Cuando se acalla el susurro, la arena se estremece y pesada y lenta, se va alzando la ola. Se arrastra hasta cubrir los secos peñascos y se asienta paulatinamente. Entonces las rocas calan la arena por abajo. Da la sensación de que una quijada falta de dientes, tritura la ola. Por las rocas planas se escurren perezosamente unos bultos de arena. La ola vuelve a encresparse.
Alrededor todo es quietud. En la lejanía se divisa la arena en calma e, inmutables como la eternidad, las peñas rojas. Solamente aquí en esta bahía y al lado mismo de la orilla es donde se mecen las olas marcianas.
Esto puede significar que allá en lontananza, en los vastos espacios de los océanos de arena se ha desencadenado una tempestad tal que sus embates conmueven el terreno movedizo lo mismo que un terremoto, y que aquí, en esta bahía, las oscilaciones coinciden en resonancia, la estructura del litoral cambia y la arena adquiere fluidez. Puede que sea así, nadie lo sabe exactamente, ni nadie piensa en averiguarlo (quedan en Marte tantas cosas urgentes por hacer).
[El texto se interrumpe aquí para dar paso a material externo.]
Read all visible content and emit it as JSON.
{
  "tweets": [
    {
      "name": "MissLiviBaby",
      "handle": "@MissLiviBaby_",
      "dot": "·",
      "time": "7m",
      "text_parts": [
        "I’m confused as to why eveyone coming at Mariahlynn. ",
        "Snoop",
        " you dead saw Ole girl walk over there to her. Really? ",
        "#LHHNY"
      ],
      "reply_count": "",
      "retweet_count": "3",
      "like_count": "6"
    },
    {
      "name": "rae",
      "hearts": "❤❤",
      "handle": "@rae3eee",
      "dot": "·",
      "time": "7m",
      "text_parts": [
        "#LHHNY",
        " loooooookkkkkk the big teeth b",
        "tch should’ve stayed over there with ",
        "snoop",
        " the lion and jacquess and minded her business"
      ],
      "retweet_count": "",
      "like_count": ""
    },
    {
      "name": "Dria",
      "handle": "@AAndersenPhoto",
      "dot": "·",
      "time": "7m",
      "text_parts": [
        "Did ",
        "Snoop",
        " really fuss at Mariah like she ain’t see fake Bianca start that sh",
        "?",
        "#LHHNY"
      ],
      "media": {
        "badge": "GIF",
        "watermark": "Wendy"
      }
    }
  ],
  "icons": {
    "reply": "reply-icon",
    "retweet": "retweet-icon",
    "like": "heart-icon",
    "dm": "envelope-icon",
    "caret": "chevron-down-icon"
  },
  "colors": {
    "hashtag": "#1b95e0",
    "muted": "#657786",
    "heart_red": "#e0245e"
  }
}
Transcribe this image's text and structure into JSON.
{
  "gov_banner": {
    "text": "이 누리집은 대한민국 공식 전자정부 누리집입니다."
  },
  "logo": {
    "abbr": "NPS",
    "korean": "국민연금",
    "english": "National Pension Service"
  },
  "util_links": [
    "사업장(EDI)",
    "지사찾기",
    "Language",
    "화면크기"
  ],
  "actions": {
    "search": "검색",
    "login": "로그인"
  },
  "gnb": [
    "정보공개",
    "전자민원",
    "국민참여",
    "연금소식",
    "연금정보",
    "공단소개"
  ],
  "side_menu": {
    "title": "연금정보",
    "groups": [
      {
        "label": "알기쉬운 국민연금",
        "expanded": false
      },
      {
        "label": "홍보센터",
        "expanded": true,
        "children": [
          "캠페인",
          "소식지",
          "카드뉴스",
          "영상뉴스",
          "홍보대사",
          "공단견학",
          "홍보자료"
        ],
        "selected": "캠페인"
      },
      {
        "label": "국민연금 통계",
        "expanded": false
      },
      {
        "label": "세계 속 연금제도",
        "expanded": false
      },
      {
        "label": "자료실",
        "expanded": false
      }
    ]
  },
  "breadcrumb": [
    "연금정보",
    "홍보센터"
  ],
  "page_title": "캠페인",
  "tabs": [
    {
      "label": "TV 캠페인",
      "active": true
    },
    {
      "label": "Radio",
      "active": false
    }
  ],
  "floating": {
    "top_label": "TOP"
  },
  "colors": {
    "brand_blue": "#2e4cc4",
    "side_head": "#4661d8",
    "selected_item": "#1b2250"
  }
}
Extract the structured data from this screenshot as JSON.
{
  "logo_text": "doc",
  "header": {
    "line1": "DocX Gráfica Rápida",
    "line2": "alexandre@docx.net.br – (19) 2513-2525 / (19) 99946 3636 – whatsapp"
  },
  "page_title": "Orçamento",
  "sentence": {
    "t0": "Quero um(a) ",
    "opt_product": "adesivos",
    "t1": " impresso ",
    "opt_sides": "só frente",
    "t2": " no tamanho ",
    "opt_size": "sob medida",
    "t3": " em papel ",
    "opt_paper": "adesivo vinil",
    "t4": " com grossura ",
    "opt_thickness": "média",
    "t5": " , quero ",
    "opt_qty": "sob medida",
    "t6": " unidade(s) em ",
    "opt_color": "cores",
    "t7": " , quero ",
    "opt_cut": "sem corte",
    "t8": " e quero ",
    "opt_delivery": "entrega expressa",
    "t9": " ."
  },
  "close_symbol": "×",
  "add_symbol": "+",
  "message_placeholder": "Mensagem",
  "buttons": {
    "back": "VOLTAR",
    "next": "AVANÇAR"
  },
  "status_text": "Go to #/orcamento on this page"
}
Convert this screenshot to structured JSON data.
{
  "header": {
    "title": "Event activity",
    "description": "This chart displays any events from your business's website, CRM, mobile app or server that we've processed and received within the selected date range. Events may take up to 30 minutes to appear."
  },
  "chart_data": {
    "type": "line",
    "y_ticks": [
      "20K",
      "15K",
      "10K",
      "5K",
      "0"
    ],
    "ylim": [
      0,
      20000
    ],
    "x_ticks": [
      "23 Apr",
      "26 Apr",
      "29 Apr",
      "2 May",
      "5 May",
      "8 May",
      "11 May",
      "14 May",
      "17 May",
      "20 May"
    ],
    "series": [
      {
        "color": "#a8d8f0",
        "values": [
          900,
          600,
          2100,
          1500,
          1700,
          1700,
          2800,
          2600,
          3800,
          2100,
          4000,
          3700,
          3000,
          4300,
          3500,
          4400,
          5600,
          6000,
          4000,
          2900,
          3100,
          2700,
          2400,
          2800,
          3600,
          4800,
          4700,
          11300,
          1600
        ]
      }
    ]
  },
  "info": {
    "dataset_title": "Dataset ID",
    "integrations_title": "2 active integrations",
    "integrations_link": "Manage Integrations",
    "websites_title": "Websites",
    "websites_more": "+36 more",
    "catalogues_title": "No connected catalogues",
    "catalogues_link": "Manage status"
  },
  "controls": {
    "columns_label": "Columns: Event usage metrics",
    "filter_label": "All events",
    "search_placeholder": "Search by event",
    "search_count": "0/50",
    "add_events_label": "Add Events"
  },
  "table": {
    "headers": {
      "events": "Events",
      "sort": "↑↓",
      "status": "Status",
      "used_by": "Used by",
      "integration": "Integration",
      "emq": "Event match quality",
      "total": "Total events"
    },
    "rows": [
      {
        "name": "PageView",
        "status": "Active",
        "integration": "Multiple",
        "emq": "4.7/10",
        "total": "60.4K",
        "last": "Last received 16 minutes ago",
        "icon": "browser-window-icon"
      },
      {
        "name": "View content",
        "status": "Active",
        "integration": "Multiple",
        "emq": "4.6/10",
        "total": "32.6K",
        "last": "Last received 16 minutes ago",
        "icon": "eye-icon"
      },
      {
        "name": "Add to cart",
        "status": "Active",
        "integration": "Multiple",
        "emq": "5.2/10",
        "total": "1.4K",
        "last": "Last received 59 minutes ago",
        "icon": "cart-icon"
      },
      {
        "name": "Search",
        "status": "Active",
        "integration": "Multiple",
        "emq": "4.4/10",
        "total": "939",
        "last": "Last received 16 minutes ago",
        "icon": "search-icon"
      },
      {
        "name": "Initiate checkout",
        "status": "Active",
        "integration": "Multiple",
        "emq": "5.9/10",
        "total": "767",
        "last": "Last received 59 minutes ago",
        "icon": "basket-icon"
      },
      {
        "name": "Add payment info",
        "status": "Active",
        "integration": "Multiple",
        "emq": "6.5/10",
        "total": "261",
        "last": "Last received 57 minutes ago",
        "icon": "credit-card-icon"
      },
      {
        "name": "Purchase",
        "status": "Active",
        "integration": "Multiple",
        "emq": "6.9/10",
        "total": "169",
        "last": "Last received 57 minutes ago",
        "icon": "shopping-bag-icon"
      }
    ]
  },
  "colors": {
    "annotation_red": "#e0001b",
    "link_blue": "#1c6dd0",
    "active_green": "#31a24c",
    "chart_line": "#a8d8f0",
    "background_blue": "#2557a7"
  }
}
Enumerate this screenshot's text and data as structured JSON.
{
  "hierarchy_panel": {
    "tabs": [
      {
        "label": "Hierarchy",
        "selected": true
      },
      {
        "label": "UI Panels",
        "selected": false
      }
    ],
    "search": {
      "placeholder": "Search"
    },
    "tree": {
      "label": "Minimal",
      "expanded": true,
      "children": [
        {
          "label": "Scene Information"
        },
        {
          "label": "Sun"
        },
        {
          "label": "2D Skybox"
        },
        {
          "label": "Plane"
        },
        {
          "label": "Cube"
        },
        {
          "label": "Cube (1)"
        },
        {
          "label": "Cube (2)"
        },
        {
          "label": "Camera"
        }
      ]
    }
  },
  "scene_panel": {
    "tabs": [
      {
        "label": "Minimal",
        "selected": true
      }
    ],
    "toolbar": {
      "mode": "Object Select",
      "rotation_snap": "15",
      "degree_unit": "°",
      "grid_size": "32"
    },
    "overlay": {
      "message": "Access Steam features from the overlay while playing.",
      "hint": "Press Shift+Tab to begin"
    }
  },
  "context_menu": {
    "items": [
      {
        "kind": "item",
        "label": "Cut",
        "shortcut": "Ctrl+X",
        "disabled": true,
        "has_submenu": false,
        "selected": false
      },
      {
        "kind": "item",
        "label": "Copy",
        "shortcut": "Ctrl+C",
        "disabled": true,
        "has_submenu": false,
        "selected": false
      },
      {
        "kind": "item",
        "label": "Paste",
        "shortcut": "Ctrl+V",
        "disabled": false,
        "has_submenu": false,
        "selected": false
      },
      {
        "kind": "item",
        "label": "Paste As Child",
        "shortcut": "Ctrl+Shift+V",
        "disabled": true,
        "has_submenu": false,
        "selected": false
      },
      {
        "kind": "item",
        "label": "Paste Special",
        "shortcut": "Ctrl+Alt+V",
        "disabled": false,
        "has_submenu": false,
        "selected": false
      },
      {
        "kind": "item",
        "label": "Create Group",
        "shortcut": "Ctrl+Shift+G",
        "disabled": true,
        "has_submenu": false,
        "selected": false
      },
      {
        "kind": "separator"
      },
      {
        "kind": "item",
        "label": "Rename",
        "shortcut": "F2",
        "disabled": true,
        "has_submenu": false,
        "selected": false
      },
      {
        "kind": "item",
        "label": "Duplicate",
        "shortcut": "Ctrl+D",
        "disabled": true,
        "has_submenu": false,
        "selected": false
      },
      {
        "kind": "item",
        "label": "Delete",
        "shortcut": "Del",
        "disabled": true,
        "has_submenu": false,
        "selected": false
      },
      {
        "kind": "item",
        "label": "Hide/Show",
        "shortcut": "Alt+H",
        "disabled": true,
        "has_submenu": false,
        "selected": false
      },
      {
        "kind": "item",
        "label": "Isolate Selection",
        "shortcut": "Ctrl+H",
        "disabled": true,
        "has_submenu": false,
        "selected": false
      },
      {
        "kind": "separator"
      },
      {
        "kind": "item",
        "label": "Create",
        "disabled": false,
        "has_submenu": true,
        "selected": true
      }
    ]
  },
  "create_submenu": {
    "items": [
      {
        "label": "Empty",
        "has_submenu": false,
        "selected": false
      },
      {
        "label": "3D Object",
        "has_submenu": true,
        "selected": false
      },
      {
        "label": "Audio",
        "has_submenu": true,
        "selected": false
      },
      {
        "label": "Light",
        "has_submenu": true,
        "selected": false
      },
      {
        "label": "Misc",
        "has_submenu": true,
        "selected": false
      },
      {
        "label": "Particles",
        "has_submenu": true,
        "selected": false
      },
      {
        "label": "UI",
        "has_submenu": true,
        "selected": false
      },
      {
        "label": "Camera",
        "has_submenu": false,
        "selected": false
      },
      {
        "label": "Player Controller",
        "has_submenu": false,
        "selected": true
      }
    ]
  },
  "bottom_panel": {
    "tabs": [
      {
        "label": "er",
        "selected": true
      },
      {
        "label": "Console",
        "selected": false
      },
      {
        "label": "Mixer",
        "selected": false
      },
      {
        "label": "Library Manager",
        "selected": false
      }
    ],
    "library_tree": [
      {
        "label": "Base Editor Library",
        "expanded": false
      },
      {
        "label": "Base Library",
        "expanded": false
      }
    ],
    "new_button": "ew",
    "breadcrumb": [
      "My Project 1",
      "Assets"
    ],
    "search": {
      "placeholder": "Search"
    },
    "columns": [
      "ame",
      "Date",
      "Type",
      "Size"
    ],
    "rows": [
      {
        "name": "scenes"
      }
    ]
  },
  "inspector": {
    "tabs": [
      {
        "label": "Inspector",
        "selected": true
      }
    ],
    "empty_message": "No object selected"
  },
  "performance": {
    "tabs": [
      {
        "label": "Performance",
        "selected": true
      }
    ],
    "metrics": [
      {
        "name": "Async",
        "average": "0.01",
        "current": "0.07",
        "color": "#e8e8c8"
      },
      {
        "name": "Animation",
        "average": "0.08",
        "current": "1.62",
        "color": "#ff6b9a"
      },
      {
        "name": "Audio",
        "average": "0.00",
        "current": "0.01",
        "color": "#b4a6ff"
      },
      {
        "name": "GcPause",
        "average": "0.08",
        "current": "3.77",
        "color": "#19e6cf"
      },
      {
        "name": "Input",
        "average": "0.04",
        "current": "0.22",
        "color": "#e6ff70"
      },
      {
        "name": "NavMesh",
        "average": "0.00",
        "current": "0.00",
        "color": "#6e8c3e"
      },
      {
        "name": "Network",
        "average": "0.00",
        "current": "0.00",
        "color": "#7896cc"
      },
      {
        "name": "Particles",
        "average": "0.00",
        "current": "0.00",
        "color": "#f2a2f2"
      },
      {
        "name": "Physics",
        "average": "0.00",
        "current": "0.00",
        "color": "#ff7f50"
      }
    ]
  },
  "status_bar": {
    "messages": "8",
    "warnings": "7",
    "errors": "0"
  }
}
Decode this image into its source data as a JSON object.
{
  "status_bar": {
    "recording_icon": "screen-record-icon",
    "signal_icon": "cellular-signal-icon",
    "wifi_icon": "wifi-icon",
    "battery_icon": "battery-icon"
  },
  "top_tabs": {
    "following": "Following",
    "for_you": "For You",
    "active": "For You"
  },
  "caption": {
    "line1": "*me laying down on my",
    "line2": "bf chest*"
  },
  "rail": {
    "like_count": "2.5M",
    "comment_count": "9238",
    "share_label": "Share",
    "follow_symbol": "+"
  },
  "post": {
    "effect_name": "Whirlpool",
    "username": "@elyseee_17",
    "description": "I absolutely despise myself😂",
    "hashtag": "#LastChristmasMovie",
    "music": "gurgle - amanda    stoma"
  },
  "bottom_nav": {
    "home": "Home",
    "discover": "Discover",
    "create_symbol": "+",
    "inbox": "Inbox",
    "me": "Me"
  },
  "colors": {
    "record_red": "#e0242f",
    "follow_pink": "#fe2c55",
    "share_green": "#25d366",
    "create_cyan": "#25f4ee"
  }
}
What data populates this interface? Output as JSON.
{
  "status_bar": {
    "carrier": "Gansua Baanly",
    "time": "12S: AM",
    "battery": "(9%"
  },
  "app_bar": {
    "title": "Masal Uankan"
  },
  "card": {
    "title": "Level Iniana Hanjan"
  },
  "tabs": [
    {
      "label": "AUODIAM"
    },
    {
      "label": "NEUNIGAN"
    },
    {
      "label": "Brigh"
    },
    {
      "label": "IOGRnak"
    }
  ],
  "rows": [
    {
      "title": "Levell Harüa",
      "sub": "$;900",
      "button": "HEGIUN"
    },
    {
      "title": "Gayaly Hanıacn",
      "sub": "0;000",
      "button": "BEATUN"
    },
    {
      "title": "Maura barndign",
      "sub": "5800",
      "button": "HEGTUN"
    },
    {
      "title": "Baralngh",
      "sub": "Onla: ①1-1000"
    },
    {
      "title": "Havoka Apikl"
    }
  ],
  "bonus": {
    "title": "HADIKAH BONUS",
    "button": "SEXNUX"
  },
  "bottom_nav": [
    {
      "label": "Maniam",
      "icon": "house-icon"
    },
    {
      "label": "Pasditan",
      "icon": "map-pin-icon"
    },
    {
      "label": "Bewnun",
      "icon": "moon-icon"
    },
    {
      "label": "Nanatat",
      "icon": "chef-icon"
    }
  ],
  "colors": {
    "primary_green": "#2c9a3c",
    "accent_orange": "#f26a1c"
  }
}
Yo procuro no perderme nunca el oleaje. Me siento, miro escucho y pienso ¡Qué bien se piensa a solas con un entorno tan sin par. Dejan de existir el tiempo, los límites del espacio, y hasta mi propio cuerpo, quedamos solamente el oleaje yo y nada más.
Ahora la orilla esta desierta. Pero antes estaba muy animada. Yo me acuerdo del asombro con que recibieron los radistas de la Tierra el encargo de enviar bañadores. Si hubo un guasón que quiso ponerse un bañador sobre la escafandra para zambullirse en las olas. Los noveles venían a bañarse aquí para tener algo que contar en la Tierra. A los veteranos les arrastraba la nostalgia por el agua, el agua de verdad, las olas de verdad, el mar de verdad. Era una tentación que nadie podía resistir.

El guasón como es natural, fue Vanin. Y no es que fuera bromista por carácter, no, más bien al contrario Pero, ¡son tan complejas, contradictorias e inesperadas nuestras acciones cuando rigen los sentimientos!
Sobre todo cuando se trata de una persona tan reservada como Vanin. Ante el oleaje marciano, ¡qué extraño parece todo esto!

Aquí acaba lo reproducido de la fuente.